On vous raconte l’histoire du blazer, ce grand basique qui a marqué le féminisme


Le blazer, aujourd'hui un classique du vestiaire féminin, a pourtant mis du temps avant de s'y intégrer. Revenons sur son origine, son histoire, et sur comment il est devenu un symbole de l'empouvoirement des femmes !

On vous raconte l’histoire du blazer, ce grand basique qui a marqué le féminismeGiulia Gravia / Unsplash

Le blazer ? Un intemporel, qui fait partie des basiques que tout le monde ou presque possède dans sa garde-robe.

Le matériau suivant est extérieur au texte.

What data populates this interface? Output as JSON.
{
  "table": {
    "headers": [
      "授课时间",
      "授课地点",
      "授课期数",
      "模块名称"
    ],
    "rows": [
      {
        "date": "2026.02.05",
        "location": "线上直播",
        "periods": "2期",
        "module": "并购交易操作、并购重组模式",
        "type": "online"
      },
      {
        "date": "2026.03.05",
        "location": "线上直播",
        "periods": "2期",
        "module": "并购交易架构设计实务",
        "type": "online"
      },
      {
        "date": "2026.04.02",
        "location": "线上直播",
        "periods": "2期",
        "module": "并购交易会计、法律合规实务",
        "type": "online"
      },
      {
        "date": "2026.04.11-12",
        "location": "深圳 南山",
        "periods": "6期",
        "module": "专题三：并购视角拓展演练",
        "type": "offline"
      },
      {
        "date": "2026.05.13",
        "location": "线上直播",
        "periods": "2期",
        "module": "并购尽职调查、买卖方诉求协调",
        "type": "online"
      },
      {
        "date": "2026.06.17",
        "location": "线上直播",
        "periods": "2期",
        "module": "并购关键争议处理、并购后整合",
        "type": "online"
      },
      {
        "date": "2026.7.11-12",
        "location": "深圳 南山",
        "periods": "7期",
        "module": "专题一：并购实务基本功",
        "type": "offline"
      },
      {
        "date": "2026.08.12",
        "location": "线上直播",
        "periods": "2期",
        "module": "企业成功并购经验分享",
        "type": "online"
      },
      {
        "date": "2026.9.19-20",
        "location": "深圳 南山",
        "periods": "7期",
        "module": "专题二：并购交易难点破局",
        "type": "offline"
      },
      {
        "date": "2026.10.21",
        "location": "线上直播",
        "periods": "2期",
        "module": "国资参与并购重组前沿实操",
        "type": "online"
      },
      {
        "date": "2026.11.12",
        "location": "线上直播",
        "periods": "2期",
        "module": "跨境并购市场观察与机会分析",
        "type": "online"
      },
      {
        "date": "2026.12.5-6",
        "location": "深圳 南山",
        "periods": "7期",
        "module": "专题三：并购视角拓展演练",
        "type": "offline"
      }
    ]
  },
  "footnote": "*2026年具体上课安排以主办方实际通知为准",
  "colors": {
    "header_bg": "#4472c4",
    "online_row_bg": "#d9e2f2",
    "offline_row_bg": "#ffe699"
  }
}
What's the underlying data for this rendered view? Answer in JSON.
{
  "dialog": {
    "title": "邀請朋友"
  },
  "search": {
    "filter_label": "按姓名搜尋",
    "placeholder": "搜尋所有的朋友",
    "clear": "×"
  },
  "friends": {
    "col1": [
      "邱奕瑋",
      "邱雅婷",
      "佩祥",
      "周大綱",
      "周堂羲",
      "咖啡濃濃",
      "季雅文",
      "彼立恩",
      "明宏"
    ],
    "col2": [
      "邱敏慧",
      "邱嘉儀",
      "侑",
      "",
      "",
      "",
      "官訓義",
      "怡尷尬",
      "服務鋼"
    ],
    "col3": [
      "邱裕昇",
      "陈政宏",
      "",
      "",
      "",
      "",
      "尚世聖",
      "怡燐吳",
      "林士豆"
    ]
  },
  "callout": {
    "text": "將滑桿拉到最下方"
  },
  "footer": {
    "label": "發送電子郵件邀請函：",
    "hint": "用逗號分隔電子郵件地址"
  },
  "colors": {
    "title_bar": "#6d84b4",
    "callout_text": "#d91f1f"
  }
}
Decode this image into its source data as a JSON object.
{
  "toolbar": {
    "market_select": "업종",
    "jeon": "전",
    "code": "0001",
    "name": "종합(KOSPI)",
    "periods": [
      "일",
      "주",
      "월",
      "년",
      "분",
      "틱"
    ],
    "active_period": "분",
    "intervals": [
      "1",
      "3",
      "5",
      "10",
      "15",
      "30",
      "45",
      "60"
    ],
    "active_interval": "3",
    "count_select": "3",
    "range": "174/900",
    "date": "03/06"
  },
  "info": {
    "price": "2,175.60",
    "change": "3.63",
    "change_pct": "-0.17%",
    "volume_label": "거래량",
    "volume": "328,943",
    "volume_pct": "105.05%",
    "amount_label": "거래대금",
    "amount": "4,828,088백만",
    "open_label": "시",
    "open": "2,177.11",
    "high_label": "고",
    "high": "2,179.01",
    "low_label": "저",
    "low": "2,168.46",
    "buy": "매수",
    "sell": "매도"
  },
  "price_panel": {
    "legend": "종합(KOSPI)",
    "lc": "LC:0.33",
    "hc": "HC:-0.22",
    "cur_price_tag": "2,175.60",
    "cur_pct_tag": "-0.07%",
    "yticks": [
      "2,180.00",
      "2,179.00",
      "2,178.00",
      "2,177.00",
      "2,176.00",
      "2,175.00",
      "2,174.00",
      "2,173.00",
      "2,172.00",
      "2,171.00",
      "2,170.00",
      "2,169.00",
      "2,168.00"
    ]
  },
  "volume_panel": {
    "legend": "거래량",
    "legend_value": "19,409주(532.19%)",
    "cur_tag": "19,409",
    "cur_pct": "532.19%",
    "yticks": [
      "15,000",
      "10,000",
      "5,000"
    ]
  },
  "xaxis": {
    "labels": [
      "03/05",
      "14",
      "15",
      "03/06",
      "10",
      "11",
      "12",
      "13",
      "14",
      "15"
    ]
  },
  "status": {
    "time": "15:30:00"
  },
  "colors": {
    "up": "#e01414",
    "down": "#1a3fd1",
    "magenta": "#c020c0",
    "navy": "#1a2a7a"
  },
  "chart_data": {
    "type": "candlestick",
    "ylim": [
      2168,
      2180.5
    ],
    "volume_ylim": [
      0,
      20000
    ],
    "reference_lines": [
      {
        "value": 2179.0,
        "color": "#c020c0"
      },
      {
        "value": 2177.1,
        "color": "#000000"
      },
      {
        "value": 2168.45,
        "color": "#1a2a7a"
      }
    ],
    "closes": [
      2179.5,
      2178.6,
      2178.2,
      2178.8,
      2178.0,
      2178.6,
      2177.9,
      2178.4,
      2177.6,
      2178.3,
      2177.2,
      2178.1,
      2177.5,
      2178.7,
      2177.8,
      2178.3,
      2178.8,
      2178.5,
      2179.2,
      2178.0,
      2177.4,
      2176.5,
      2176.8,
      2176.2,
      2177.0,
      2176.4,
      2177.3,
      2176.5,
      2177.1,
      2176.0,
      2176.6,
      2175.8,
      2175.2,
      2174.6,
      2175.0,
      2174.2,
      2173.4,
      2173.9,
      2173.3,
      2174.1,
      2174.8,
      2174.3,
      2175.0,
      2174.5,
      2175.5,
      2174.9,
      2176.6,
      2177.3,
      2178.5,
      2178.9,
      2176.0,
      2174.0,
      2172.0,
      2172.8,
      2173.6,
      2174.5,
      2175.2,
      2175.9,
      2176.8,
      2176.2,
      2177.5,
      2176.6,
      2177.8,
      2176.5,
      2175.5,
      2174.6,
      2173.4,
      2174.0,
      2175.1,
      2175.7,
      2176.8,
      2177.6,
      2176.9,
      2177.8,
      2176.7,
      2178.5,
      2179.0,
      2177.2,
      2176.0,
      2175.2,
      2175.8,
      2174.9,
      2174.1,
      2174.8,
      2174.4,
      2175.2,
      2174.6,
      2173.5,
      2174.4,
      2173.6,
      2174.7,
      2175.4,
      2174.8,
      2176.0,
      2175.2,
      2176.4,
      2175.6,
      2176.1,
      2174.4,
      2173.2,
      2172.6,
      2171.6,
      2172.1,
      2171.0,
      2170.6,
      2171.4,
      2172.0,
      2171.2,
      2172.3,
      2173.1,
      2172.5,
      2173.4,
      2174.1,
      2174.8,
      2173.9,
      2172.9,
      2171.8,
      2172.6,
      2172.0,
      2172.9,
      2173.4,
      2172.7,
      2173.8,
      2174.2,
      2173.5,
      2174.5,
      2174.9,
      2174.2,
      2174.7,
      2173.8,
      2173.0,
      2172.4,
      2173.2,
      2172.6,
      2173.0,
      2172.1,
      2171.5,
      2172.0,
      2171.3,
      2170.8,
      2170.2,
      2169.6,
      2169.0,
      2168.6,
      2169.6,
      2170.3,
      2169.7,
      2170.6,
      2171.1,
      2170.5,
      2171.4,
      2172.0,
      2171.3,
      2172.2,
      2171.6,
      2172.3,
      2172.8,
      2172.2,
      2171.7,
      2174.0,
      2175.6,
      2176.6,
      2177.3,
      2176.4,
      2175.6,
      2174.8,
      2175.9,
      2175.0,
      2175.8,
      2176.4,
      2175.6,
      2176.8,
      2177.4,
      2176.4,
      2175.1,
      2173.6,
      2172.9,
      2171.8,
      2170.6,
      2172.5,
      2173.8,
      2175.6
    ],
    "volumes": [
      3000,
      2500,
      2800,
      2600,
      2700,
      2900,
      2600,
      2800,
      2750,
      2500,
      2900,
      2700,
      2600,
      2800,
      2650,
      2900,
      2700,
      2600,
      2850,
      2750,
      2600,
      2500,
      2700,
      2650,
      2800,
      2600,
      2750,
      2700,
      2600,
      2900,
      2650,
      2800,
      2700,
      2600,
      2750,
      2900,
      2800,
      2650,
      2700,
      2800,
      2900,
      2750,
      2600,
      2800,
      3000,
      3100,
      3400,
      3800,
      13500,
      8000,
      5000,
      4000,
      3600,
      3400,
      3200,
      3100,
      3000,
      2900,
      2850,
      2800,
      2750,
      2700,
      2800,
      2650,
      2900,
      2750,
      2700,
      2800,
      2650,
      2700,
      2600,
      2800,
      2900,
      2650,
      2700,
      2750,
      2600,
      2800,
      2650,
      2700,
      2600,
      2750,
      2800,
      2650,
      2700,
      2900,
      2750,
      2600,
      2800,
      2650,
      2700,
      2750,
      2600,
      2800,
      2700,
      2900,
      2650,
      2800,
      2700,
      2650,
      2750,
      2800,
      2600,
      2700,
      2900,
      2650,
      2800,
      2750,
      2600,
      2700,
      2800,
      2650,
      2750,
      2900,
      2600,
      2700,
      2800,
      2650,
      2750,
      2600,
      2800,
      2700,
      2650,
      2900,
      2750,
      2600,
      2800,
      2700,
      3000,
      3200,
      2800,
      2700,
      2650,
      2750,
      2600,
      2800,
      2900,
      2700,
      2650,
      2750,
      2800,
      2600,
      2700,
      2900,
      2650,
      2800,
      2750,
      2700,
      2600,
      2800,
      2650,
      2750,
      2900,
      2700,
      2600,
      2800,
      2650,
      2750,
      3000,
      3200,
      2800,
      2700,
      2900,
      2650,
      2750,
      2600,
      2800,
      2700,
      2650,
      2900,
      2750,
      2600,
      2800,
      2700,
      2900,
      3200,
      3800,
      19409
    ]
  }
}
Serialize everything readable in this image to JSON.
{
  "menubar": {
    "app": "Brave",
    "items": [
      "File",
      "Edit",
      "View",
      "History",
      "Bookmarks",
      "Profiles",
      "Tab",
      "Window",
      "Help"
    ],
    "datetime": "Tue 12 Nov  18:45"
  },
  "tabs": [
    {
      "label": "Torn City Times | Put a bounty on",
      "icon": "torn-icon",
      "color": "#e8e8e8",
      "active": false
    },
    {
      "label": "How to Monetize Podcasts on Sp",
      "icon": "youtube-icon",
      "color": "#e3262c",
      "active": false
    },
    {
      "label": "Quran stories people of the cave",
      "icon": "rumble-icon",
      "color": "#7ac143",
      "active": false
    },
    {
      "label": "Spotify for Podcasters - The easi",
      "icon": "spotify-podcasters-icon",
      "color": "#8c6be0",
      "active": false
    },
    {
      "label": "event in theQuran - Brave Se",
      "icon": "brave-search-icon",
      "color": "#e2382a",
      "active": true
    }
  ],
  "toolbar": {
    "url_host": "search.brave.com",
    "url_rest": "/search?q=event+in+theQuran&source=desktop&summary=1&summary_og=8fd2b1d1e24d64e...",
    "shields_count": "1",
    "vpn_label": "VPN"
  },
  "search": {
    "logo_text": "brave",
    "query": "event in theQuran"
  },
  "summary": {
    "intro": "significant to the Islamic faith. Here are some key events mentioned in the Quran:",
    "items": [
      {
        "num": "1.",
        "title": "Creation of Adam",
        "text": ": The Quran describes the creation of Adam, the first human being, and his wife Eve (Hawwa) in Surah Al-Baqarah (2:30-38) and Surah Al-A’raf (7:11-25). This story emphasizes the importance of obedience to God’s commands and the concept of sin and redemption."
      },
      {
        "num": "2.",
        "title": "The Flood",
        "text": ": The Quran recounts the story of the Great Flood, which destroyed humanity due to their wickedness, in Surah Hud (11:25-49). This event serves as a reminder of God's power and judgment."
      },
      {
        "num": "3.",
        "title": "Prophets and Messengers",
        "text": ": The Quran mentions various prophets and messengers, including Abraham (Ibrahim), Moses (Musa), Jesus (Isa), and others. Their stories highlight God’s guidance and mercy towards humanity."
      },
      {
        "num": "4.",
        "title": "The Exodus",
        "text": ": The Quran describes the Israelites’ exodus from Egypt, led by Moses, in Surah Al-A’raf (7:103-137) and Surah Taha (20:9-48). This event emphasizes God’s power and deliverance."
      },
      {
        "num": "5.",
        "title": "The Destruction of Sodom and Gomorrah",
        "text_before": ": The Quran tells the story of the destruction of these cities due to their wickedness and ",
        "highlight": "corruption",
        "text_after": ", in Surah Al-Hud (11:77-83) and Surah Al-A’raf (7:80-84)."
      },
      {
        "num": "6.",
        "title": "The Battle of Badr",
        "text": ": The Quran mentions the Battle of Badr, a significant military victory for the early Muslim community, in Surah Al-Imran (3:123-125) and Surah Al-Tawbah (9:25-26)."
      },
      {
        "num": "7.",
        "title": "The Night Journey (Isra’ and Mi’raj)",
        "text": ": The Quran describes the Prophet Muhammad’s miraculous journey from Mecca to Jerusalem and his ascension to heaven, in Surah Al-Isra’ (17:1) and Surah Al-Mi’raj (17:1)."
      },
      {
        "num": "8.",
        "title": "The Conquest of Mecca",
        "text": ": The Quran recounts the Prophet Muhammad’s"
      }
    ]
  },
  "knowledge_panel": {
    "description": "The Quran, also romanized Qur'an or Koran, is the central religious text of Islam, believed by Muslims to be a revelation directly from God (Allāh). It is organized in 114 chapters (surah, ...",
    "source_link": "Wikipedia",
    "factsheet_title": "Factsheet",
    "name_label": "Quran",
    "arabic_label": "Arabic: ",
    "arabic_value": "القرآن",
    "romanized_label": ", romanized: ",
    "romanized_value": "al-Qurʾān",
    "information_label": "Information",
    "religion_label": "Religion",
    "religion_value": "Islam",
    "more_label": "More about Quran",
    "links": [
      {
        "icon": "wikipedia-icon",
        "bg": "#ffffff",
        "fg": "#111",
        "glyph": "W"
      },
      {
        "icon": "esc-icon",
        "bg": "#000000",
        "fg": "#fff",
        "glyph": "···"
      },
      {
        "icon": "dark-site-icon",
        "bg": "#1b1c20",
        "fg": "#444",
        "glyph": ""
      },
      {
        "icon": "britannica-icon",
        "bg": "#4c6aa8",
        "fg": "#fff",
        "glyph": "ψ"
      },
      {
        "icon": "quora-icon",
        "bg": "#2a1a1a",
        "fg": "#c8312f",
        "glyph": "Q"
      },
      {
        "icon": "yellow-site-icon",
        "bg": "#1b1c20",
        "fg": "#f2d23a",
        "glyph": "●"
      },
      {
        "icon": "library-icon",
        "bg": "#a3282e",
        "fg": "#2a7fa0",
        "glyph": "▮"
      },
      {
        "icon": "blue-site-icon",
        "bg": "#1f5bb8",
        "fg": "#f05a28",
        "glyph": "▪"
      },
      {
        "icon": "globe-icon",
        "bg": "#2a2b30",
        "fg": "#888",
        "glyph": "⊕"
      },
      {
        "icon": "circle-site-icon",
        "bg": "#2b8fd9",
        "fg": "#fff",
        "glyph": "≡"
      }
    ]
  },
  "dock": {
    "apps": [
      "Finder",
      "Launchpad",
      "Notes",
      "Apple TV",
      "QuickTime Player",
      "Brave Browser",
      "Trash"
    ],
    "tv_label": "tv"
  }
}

Et chaque année, à la mi-saison, que ce soit au printemps ou en été, il refait son apparition !

Peu importe l’imprimé à la mode, l’esthétique phare du moment… Le blazer trouvera le moyen de s’y adapter.

Mais le blazer n’est pas un basique depuis la nuit des temps. Alors, depuis quand est-il devenu tellement courant et classique qu’on le voit absolument partout ?

Voici un retour sur son origine, son histoire, sur son entrée dans la mode féminine et sur ce qui a fait de lui une pièce iconique.

Techniquement, qu’est-ce qu’un blazer ?

Le blazer est une veste à boutonnière croisée, traditionnellement noire ou bleu marine. Ni trop formelle ni trop décontractée, elle s’inscrit dans le look sport chic.

À l’origine, le blazer est une veste seule qui n’est pas pensée avec son pantalon assorti, à l’inverse de la veste de costume. En effet, ce n’est pas la même chose, bien qu’il soit parfois difficile de différencier les deux.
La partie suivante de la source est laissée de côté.